The core health check middleware is built into Microsoft.AspNetCore.Diagnostics.HealthChecks, which ships with the ASP.NET Core SDK — no extra package needed. For the visual UI dashboard you need AspNetCore.HealthChecks.UI, AspNetCore.HealthChecks.UI.Client, and a storage package like AspNetCore.HealthChecks.UI.InMemory.Storage. Community packages like AspNetCore.HealthChecks.SqlServer exist for common dependencies but the custom IHealthCheck approach shown above gives you more control.
Was this helpful?
03
Can I use health checks with .NET Framework or only .NET Core?

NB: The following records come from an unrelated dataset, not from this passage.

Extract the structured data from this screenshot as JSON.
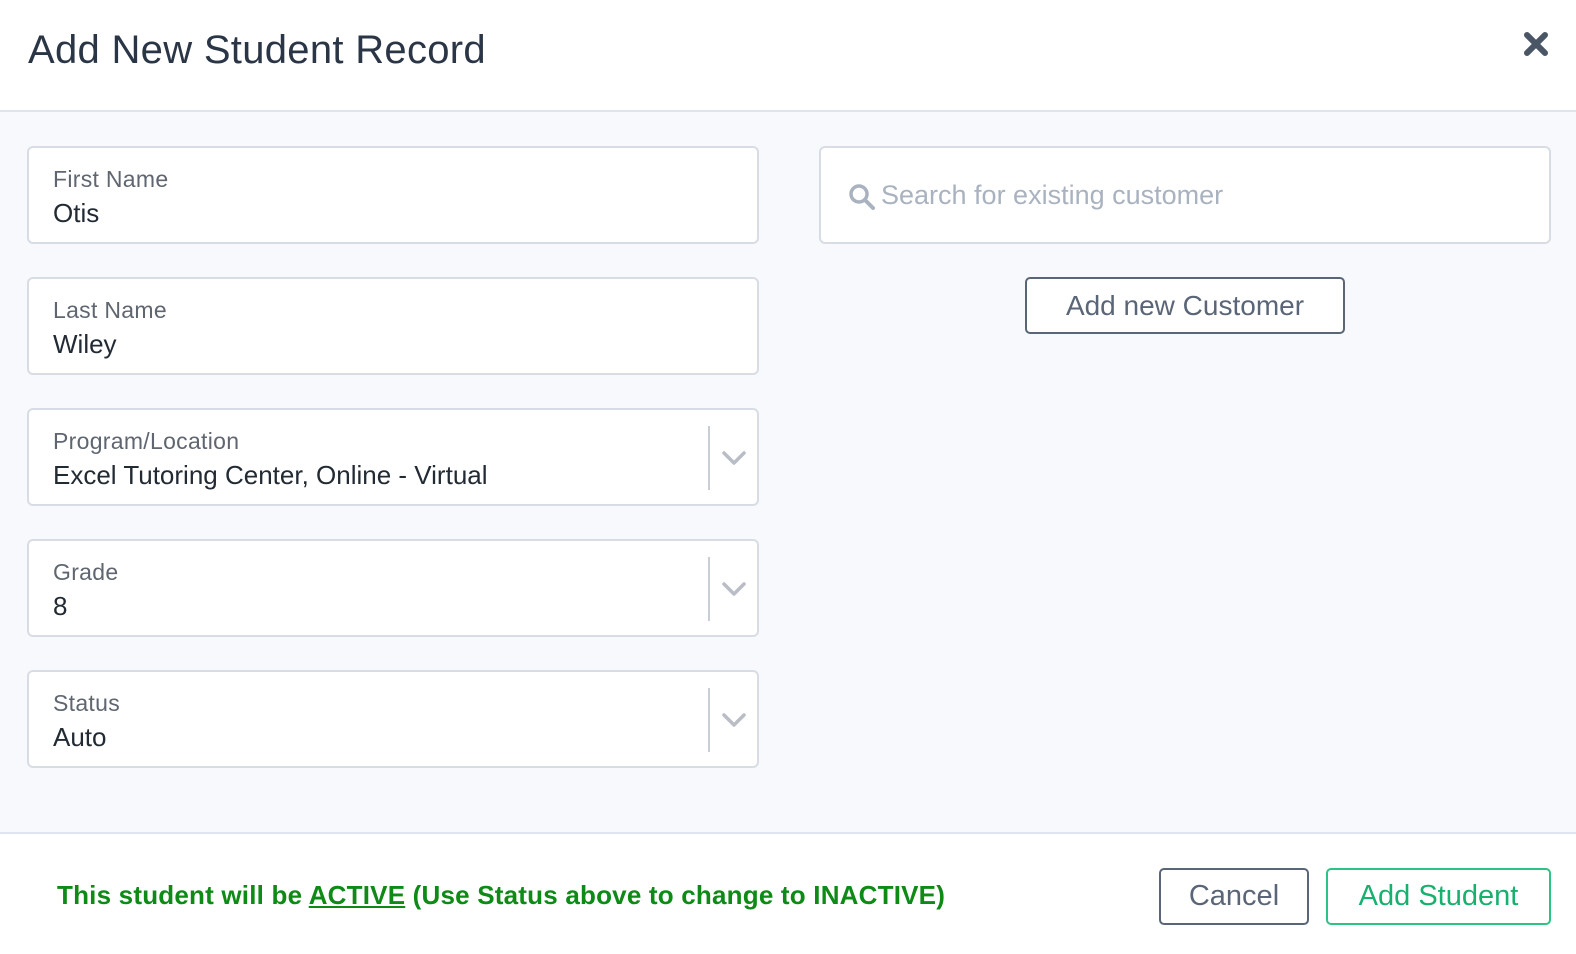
{
  "modal": {
    "title": "Add New Student Record",
    "close_icon": "close-icon"
  },
  "form": {
    "first_name": {
      "label": "First Name",
      "value": "Otis"
    },
    "last_name": {
      "label": "Last Name",
      "value": "Wiley"
    },
    "program_location": {
      "label": "Program/Location",
      "value": "Excel Tutoring Center, Online - Virtual"
    },
    "grade": {
      "label": "Grade",
      "value": "8"
    },
    "status": {
      "label": "Status",
      "value": "Auto"
    }
  },
  "customer": {
    "search_placeholder": "Search for existing customer",
    "search_icon": "search-icon",
    "add_button": "Add new Customer"
  },
  "footer": {
    "notice_prefix": "This student will be ",
    "notice_status": "ACTIVE",
    "notice_suffix": " (Use Status above to change to INACTIVE)",
    "cancel_label": "Cancel",
    "add_label": "Add Student"
  },
  "colors": {
    "notice_green": "#0e8a16",
    "primary_green": "#18b06e",
    "border": "#d8dde5",
    "background": "#f7f9fc"
  }
}
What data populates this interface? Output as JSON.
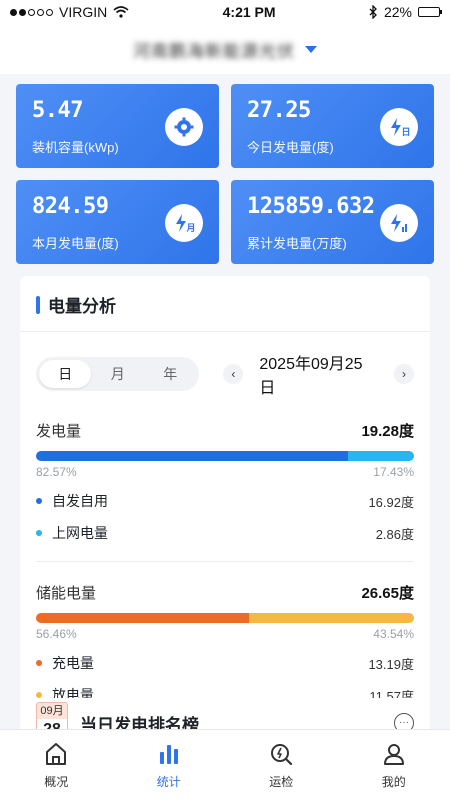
{
  "status": {
    "carrier": "VIRGIN",
    "time": "4:21 PM",
    "battery": "22%",
    "battery_level": 0.22
  },
  "header": {
    "station": "河南鹏海新能源光伏"
  },
  "cards": [
    {
      "value": "5.47",
      "label": "装机容量(kWp)",
      "icon": "gear-icon"
    },
    {
      "value": "27.25",
      "label": "今日发电量(度)",
      "icon": "lightning-day-icon",
      "icon_text": "日"
    },
    {
      "value": "824.59",
      "label": "本月发电量(度)",
      "icon": "lightning-month-icon",
      "icon_text": "月"
    },
    {
      "value": "125859.632",
      "label": "累计发电量(万度)",
      "icon": "lightning-total-icon"
    }
  ],
  "analysis": {
    "title": "电量分析",
    "segments": [
      "日",
      "月",
      "年"
    ],
    "active_segment": 0,
    "prev": "‹",
    "next": "›",
    "date": "2025年09月25日",
    "generation": {
      "title": "发电量",
      "total": "19.28度",
      "split": [
        0.8257,
        0.1743
      ],
      "pct_left": "82.57%",
      "pct_right": "17.43%",
      "items": [
        {
          "label": "自发自用",
          "value": "16.92度",
          "color": "#1f6fe0"
        },
        {
          "label": "上网电量",
          "value": "2.86度",
          "color": "#27b6f2"
        }
      ],
      "colors": [
        "#1f6fe0",
        "#27b6f2"
      ]
    },
    "storage": {
      "title": "储能电量",
      "total": "26.65度",
      "split": [
        0.5646,
        0.4354
      ],
      "pct_left": "56.46%",
      "pct_right": "43.54%",
      "items": [
        {
          "label": "充电量",
          "value": "13.19度",
          "color": "#ee6b23"
        },
        {
          "label": "放电量",
          "value": "11.57度",
          "color": "#f7b83f"
        }
      ],
      "colors": [
        "#ee6b23",
        "#f7b83f"
      ]
    }
  },
  "ranking": {
    "cal_month": "09月",
    "cal_day": "28",
    "title": "当日发电排名榜",
    "more": "···"
  },
  "tabs": [
    {
      "label": "概况",
      "icon": "home-icon"
    },
    {
      "label": "统计",
      "icon": "bar-chart-icon"
    },
    {
      "label": "运检",
      "icon": "inspection-icon"
    },
    {
      "label": "我的",
      "icon": "user-icon"
    }
  ],
  "active_tab": 1,
  "accent": "#2f74ea"
}
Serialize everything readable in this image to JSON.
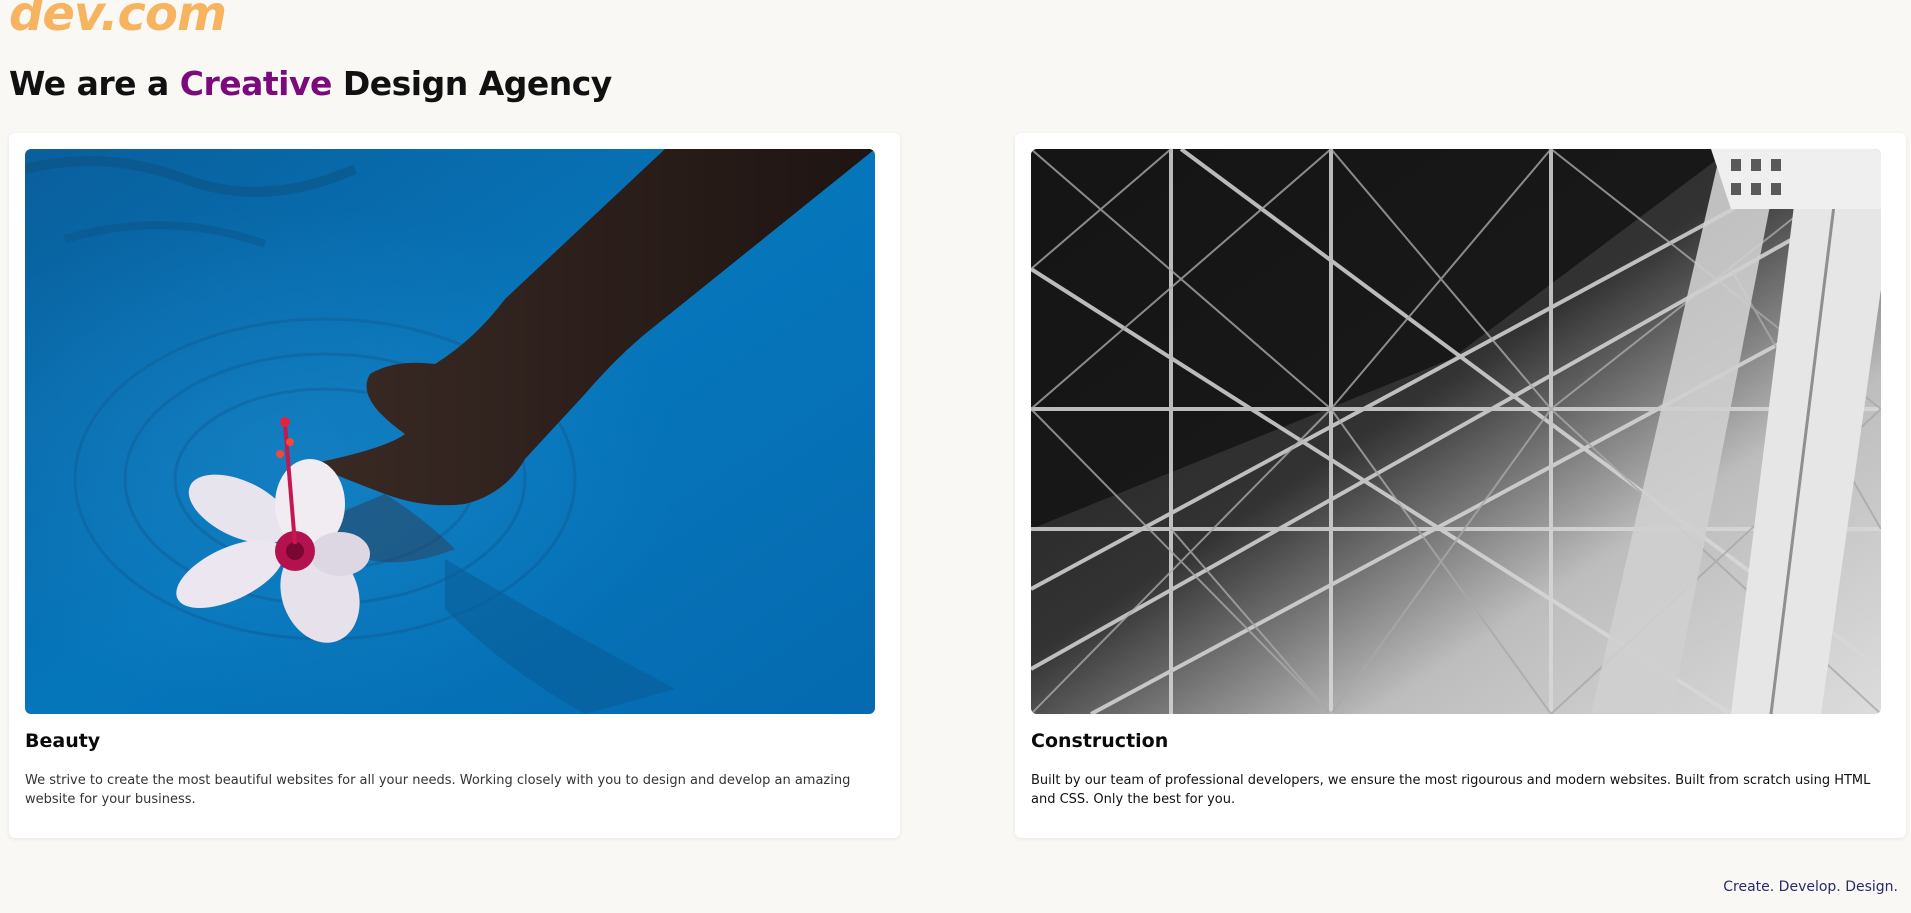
{
  "brand": {
    "logo_text": "dev.com",
    "color": "#f7b460"
  },
  "hero": {
    "headline_prefix": "We are a ",
    "headline_accent": "Creative",
    "headline_suffix": " Design Agency",
    "accent_color": "#7d0a7d"
  },
  "cards": [
    {
      "title": "Beauty",
      "description": "We strive to create the most beautiful websites for all your needs. Working closely with you to design and develop an amazing website for your business.",
      "image": "hand-and-hibiscus-flower-in-blue-water"
    },
    {
      "title": "Construction",
      "description": "Built by our team of professional developers, we ensure the most rigourous and modern websites. Built from scratch using HTML and CSS. Only the best for you.",
      "image": "black-and-white-steel-lattice-structure"
    }
  ],
  "footer": {
    "tagline": "Create. Develop. Design."
  }
}
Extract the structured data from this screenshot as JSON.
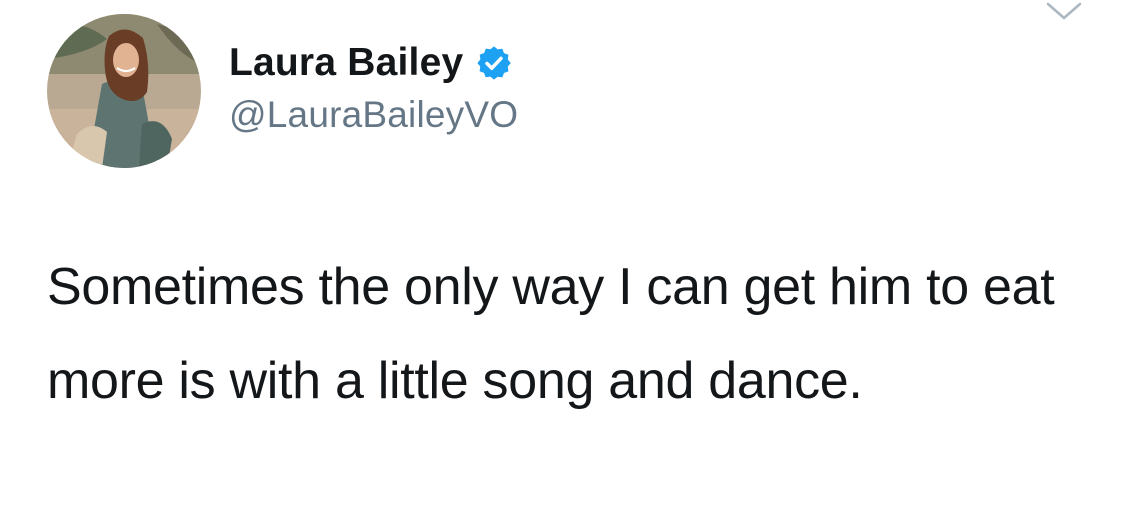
{
  "author": {
    "display_name": "Laura Bailey",
    "handle": "@LauraBaileyVO",
    "verified": true,
    "avatar_icon": "profile-photo"
  },
  "tweet": {
    "text": "Sometimes the only way I can get him to eat more is with a little song and dance."
  },
  "menu": {
    "icon": "chevron-down-icon"
  },
  "colors": {
    "text": "#14171a",
    "handle": "#657786",
    "verified_blue": "#1da1f2",
    "chevron": "#aab8c2"
  }
}
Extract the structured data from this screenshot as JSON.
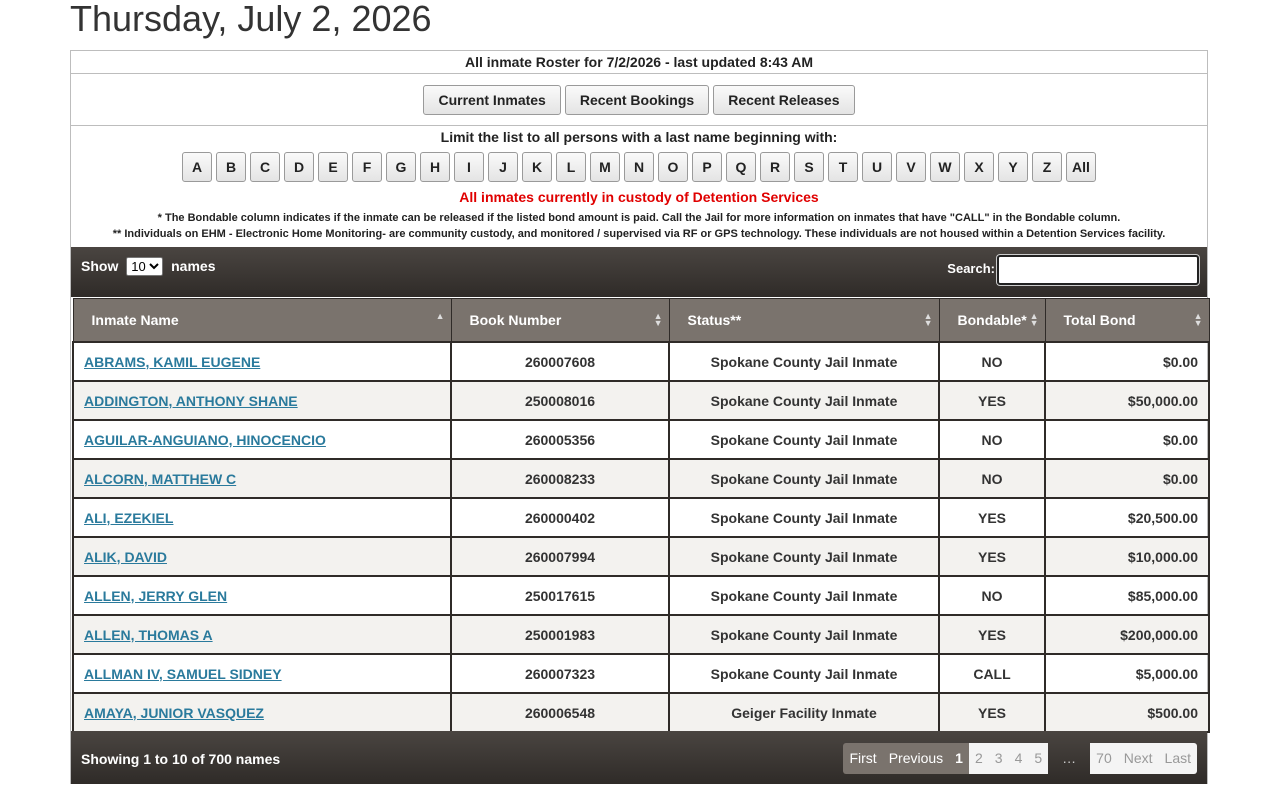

The built-in Microsoft.Extensions.Diagnostics.HealthChecks middleware is an ASP.NET Core feature introduced in version 2.2 and is not available in .NET Framework. If you're on .NET Framework, you'd need to hand-roll a similar pattern using an HTTP handler or a NuGet package like Polly combined with a custom endpoint. Upgrading to .NET 6+ is the practical path to getting the full health check ecosystem.
Was this helpful?
04
How do I add a health check for a background service?
Create a singleton class (e.g., WorkerHealthStatus) that holds the current health state with thread-safe methods. Have your BackgroundService update this object periodically or on failure. Then implement an IHealthCheck that reads from the same singleton. Register both the singleton and the health check in DI. This decouples the actual worker work from the health check invocation, keeping the health check lightweight.